I see the same rich-lady uniform in my area as well.
Totally overdone and clichéd.
Well said
I really would love to save this post. I couldn’t agree more. Beautifully written, and final thoughts – pure gold.
You nailed it!
hehehe I get so excited when I see it’s a Sajid-authored article! And thank you for giving Katie’s Baggu the spotlight it deserves lol <3 You’re crushing it; thanks for another great read!
My daughter (who incurs luxury levels of spending at Baggu) will be stoked to read this. I may even be cool again, for an hour. Thank you 🙂
Although I’m not on TikTok, I’ve come to be fascinated by social media’s reaction to the Walmès saga. I’m genuinely curious to see how fans of the Wal-Mart Birkin will rate their experience with it, but for reasons I’ve not seen echoed online: I wonder what a new generation (who will eventually, hopefully, earn Hermès-level income) will make of the Birkin, functionally.
The younger generations (from my personal, anecdotal observation) tend to resolutely focus on functionality in general–and multi-functionality, specifically, in handbags. If they can’t sling it over whatever is most convenient (hand, arm, shoulder, cross-body, on the back), they don’t seem as enamored with it. I notice this same thing on tPF.
I really am keen to know if they see a hand-carry-only tote, with no legitimate strap option, as a generational trophy. Will its lack of functionality become proof of luxury? Or will some other feature come to represent the style pinnacle, for some other reason?

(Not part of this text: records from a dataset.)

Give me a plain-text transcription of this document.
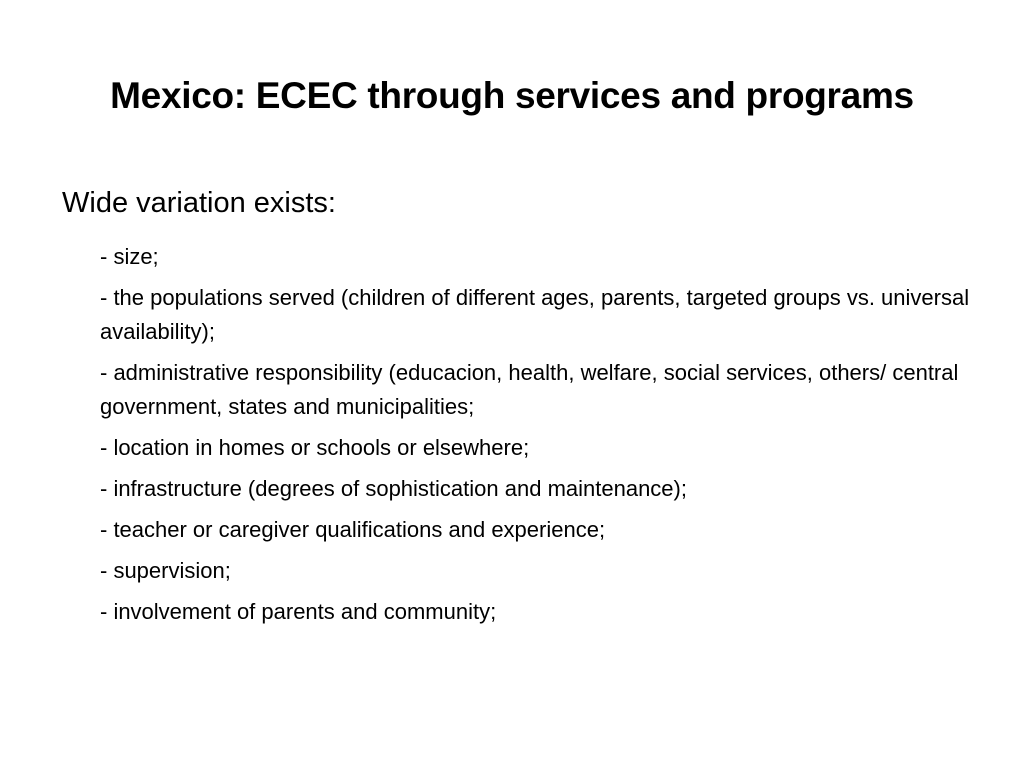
Mexico: ECEC through services and programs

Wide variation exists:

- size;
- the populations served (children of different ages, parents, targeted groups vs. universal availability);
- administrative responsibility (educacion, health, welfare, social services, others/ central government, states and municipalities;
- location in homes or schools or elsewhere;
- infrastructure (degrees of sophistication and maintenance);
- teacher or caregiver qualifications and experience;
- supervision;
- involvement of parents and community;
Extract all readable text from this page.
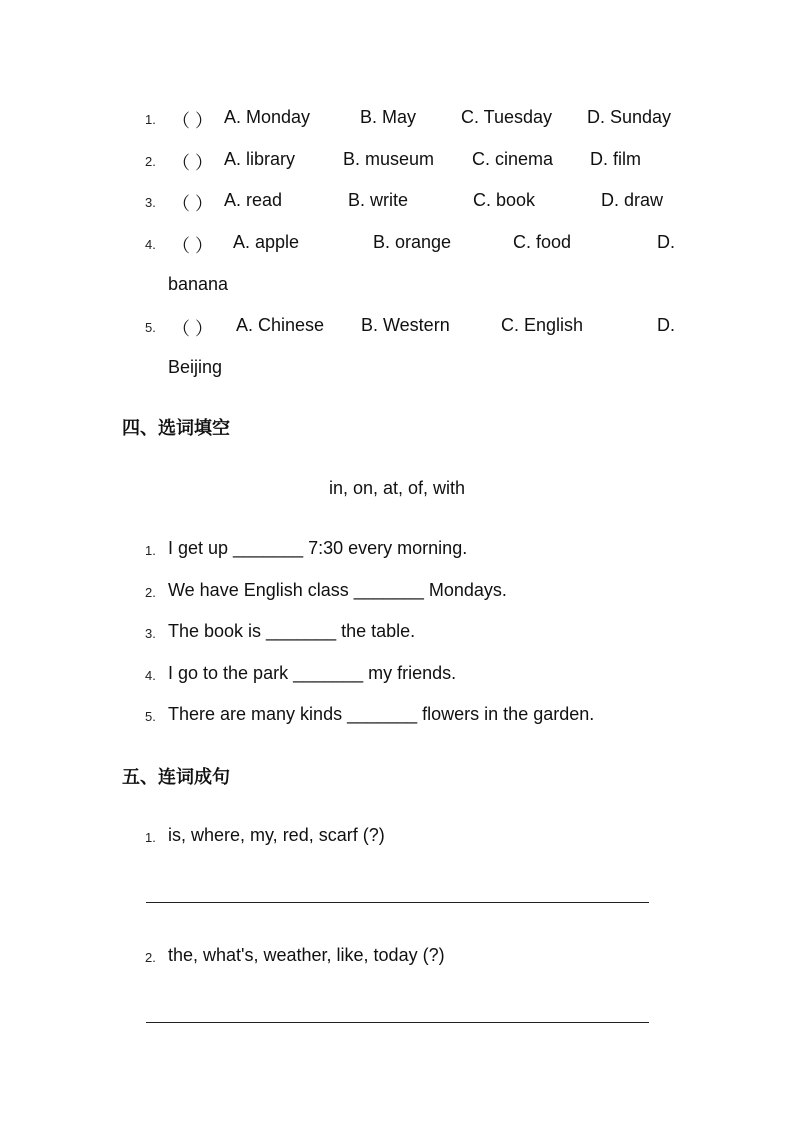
1. （ ） A. Monday	B. May C. Tuesday D. Sunday
2. （ ） A. library	B. museum C. cinema D. film
3. （ ） A. read	B. write	C. book	D. draw
4. （ ） A. apple	B. orange	C. food	D.
banana
5. （ ） A. Chinese B. Western	C. English	D.
Beijing
四、选词填空
in, on, at, of, with
1. I get up _______ 7:30 every morning.
2. We have English class _______ Mondays.
3. The book is _______ the table.
4. I go to the park _______ my friends.
5. There are many kinds _______ flowers in the garden.
五、连词成句
1. is, where, my, red, scarf (?)
2. the, what's, weather, like, today (?)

Lawsuit or not, brand dilution or not, the gatekeepers of luxury might want to consider that while they endeavor to identify The Next Big Trend.
Well written but I’m afraid that if influencers aren’t radically changed it’d be “cool” to some people. But what a great summary of Birkin/Kelly. It’s perfect for influencers. To take a pic and be done. I’m also in the minority but my bags are not my babies and I don’t treat them like babies. If I need to baby sth it means I cannot afford it or it’s annoying and impractical.
Well said!
Just want to point out that the terms “gatekeeping” and “(thing)gate” are not inherently related terms. Calling something like “Wirkingate” is a reference to the presidential Watergate scandal, and has since been used to catchify a name of any sort of scandal going on. (Gamergate, for example.) So in this example, “Wirkingate” would be the scandal of blatant copying, which as you point out is nothing new. (Go to any fast fashion store in the mall for examples of dupes.) Gatekeeping is keeping people of the out-group away from something, which is more like, to use games again, men trying to keep women out of their favorite fictional media by harassing them into oblivion, and harassing studios that feature characters they don’t “approve” of. I suppose real birkins have the gatekeeping quality of the SA and store manager deciding who is “worthy” to own one, but the real element is simply the expense (including secondhand) and exclusivity of the items being limited.
Just wanted to point it out because as a game dev who has lived through essentially two gamergates, it has a real… specific and icky connotation beyond cost, at least from my perspective.